2. Smt. Grace Jayamani presented a petition to the District Judge, Dakshina Kannada, Mangalore, under Section 10 of the Indian Divorce Act for dissolution of the marriage of the petitioner with the respondent, Sri. E.P. Peter, and for grant of a decree of divorce. She averred in the petition thus:
The petitioner and the respondent belong to Protestant Christian community and profess the said religion. They were married on 4.11.1971 at Shanthi Cathedral. Balmatta, Mangalore, according to the customs prevailing in their community. From the date of the marriage, according to the petitioner, her life with the respondent has been one of misery, brutality and cruelty. The respondent/husband has been forcing her for sexual intercourse in an unnatural way. His treatment to her is one of brutality. Even when she was suffering from fever and even during the menstrual periods, respondent would not give her any respite, with repeated acts of sex all through the night. Whenever she refused the demands in sexuality of the respondent, she was beaten. In the circumstances, she had no alternative except to approach the Court of the District Judge for judicial separation under Section 22 of the Act. The Court granted the said relief in M.C. No. 3 of 1976 on 29.9.1977.

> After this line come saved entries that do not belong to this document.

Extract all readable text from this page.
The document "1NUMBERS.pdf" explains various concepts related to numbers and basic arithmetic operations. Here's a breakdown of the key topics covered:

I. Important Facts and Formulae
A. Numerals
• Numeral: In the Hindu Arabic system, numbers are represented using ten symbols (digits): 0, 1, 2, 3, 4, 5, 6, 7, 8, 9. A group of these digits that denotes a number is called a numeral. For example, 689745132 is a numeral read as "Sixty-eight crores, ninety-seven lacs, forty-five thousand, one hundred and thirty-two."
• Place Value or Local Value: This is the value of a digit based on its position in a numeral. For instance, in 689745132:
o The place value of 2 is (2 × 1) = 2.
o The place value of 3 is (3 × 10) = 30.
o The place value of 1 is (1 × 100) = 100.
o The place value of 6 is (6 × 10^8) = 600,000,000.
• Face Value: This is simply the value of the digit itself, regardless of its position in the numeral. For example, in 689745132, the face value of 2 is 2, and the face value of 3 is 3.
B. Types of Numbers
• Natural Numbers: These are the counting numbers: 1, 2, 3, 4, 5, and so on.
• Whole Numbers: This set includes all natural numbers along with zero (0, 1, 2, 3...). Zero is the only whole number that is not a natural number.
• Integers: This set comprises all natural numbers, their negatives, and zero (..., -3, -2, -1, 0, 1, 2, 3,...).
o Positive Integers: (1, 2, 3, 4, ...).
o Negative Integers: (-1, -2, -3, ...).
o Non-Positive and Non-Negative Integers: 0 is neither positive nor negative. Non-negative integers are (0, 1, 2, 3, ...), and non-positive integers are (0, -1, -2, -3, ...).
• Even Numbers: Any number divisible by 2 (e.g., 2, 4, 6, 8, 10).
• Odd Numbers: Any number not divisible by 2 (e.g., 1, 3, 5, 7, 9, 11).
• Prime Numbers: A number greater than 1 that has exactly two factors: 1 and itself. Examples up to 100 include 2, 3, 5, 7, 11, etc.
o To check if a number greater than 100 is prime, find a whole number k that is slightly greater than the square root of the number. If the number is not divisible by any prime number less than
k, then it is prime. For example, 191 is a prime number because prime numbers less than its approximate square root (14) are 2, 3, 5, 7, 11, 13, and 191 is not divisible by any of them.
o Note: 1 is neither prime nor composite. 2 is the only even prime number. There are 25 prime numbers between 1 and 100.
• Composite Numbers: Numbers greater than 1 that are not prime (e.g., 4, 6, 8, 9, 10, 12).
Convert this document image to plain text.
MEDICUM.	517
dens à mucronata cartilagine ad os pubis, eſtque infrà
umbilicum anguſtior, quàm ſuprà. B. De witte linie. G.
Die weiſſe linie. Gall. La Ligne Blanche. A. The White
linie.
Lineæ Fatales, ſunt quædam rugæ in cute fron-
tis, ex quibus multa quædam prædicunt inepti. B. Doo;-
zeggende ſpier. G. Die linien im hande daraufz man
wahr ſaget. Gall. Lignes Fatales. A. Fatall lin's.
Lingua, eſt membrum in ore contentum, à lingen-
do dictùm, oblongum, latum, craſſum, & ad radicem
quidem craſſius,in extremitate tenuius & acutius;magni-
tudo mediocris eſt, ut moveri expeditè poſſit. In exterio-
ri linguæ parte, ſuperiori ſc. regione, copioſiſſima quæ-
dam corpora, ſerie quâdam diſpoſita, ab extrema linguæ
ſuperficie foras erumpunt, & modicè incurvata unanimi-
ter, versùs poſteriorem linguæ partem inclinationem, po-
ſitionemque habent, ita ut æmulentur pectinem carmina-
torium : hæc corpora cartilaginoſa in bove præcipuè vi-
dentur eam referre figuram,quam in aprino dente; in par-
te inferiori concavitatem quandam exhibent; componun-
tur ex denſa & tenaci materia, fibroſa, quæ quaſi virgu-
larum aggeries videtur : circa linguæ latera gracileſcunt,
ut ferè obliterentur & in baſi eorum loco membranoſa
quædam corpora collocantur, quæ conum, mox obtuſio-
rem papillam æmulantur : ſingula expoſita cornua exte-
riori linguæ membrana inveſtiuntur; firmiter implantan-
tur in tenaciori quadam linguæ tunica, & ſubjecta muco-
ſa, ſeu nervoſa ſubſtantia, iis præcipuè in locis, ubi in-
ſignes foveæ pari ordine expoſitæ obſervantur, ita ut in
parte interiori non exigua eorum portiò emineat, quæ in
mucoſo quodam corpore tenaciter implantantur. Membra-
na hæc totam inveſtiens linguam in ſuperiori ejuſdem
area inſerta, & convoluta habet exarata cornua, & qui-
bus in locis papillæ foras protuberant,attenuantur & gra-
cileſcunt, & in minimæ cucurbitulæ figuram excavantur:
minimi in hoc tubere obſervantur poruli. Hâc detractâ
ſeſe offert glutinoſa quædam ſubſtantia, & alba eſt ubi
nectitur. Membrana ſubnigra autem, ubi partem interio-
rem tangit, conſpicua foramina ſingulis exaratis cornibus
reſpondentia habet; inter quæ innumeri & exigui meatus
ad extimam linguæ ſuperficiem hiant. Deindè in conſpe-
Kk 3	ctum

3. By an amendment, she has further averred in the petition that her husband has been inflicting sodomy on her, in the sense that he has been forcing carnal copulation with her per anus and per os. Thus, see prayed for a decree for divorce under Section 10 of the Act.
4. That petition was resisted by the respondent/husband, He denied generally all the averments made in the petition except that relating to the passing of decree for judicial separation in M.C. No. 3 of 1976. He did not deny also his marriage with the petitioner. Therefore, the learned District Judge raised the following points as arising for his consideration.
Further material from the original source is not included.